Serve quindi una prudenza attiva. "Essere prudenti non significa bloccare tutto. Significa muoversi con consapevolezza, valutare i rischi, ma anche cogliere le opportunità quando sono reali e documentate. Una moratoria totale avrebbe paralizzato anche la ricerca più promettente".
Per il ricercatore italiano, tra i più citati al mondo nelle pubblicazioni ambientali, il nodo è sia politico e che culturale, oltre che scientifico. "Il rischio più grande è che la narrazione sulla de-estinzione prenda il sopravvento e ci faccia credere che possiamo risolvere la crisi della biodiversità in laboratorio. Non è così. Non c'è tecnologia che possa sostituire la protezione degli ecosistemi reali. Però queste tecniche, se impiegate bene, possono aiutarci a salvare specie sull'orlo dell'estinzione o a correggere alcuni errori del passato".
La crisi della biodiversità rimane a un punto critico, anche in Italia

Del resto, la crisi della biodiversità prosegue e anche all'ultimo congresso IUCN il quadro che emerge è piuttosto allarmante. "Lo stato della conservazione della natura, a livello globale, è molto critico. Qui in Italia stiamo completando il rapporto sulle direttive europee come Habitat e Uccelli, e il quadro sarà più chiaro tra qualche mese. Ma già ora sappiamo che ci sono tante ombre. È vero, alcune specie di grandi mammiferi sono aumentate grazie all’espansione dei boschi – cervi, cinghiali, lupi – ma per anfibi, pesci e invertebrati il declino è drammatico".
Per gli insetti, per esempio, c'è chi parla di vera e propria apocalisse biologica a bassa intensità, quasi invisibile, ma devastante e globale, spesso riassunta in maniera efficace dal cosiddetto fenomeno del parabrezza: "Ricordo bene com'era viaggiare in auto trent'anni fa. Dovevi fermarti più volte per pulire il parabrezza dagli insetti. Oggi, quasi non trovi un insetto morto. È un segnale visibile di un crollo invisibile. Sotto il pelo dell'acqua, quella dolce intendo, va poi anche peggio. Anfibi, pesci, gamberi autoctoni. Sono le specie più colpite dall'immissione di specie aliene, cementificazione degli argini e inquinamento".

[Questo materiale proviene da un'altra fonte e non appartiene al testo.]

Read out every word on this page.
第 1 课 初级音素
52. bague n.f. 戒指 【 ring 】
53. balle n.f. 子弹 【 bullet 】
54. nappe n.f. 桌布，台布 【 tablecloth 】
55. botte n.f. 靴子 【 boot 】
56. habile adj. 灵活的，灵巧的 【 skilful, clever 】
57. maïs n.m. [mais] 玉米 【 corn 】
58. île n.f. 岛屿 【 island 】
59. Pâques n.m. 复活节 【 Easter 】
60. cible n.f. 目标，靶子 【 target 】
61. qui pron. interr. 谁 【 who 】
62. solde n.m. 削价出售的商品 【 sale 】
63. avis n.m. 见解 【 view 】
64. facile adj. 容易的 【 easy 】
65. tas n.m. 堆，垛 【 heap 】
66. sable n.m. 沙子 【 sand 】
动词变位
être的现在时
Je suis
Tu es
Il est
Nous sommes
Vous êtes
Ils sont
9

Zone umide, coste, fiumi, ambienti agricoli: le aree più vulnerabili in Italia restano quelle in cui la pressione umana è più forte. "La perdita di biomassa è impressionante. La speranza – conclude Piero Genovesi – è che con il nuovo regolamento europeo sul ripristino della natura e con approcci più integrati, possiamo invertire la rotta. E se alcune tecniche genetiche, usate con cautela e responsabilità, possono contribuire a questo obiettivo, allora vanno considerate. Ma mai sostituite alla vera conservazione: quella che parte dai territori, dagli ecosistemi e dalle comunità umane che li abitano".